Of course some of the research done through the ICB will fulfill civilian needs. But the Army and the ICB corporate contractors have direct access to any patents held by the University through the ICB. All “unclassified” research will first be filtered through the military, combined with other “classified” research from other institutions, to directly “support the Army’s mission.”

What is that mission? Well, in the year 2008, the U.S. will spend over $1 trillion on military related expenses. The next two largest spenders are China at $60 billion – known – and Russia at $50 billion – known. Compared to the U.S., that’s chump change. They are not threats. The mission of the U.S. military, as an institution, is global hegemony through the acquisition of resources and the establishment of bases and markets. Researchers and soldiers are used by the military to fulfill ends to which they are largely opposed.
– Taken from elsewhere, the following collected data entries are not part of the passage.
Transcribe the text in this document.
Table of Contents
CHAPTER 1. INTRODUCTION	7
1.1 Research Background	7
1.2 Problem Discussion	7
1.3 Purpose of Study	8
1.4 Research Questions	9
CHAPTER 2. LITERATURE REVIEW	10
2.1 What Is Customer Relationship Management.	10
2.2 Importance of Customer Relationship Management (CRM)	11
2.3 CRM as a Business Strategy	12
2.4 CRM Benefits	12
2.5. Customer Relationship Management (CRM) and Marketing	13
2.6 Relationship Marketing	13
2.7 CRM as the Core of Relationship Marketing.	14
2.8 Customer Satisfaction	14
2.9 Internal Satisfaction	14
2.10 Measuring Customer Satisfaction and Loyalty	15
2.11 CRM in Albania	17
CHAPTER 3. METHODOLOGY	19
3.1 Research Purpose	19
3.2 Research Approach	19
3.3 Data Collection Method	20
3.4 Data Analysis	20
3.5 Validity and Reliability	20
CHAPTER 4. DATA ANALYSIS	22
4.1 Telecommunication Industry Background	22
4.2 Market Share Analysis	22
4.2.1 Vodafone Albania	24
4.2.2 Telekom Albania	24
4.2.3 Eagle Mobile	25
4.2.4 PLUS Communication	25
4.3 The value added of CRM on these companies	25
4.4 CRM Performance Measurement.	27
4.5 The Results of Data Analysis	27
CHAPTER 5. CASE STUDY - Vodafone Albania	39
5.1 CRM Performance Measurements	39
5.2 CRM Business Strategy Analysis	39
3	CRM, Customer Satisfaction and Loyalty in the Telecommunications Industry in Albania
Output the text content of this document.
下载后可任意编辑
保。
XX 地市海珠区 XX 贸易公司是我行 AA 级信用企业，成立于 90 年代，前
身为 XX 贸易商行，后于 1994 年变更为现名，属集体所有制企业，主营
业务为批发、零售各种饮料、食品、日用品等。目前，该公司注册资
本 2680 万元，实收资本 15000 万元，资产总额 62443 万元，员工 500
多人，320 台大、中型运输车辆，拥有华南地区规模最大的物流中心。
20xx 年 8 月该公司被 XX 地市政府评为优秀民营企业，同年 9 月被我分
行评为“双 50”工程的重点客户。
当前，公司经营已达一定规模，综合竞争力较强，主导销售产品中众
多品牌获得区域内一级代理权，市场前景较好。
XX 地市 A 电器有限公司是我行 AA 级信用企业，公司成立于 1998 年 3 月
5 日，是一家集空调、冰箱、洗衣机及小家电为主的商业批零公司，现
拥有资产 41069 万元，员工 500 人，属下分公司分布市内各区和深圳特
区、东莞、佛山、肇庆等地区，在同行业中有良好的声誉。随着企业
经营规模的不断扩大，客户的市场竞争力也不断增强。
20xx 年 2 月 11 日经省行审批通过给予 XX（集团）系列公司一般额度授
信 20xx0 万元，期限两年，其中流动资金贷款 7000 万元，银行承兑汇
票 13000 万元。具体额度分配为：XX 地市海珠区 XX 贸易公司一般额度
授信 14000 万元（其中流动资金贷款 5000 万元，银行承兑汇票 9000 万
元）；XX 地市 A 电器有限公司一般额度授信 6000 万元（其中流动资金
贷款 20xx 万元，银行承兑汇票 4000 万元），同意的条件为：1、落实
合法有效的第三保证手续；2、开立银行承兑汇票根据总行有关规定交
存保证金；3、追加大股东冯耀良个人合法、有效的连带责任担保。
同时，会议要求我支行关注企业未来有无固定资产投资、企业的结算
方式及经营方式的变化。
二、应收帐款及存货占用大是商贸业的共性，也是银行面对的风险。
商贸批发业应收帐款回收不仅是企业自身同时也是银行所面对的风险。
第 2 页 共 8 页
The power elite will always argue the best way to incite political change is to elect the right president. But make no mistake, the military-industrial complex is far more powerful and influential in terms of policy then any presidential administration could ever be. The best way to bring soldiers back to their loved ones, support them in jobs where they don’t have to kill families and risk death and dismemberment and to support socially-directed research is by opposing the military-industrial complex where it starts: on our campuses and in our communities. Through nonviolent, direct action on Feb. 12, the students shut down a conference representing one of the many tentacles of the military-industrial complex. That’s something no presidential administration or congressman could or would ever do.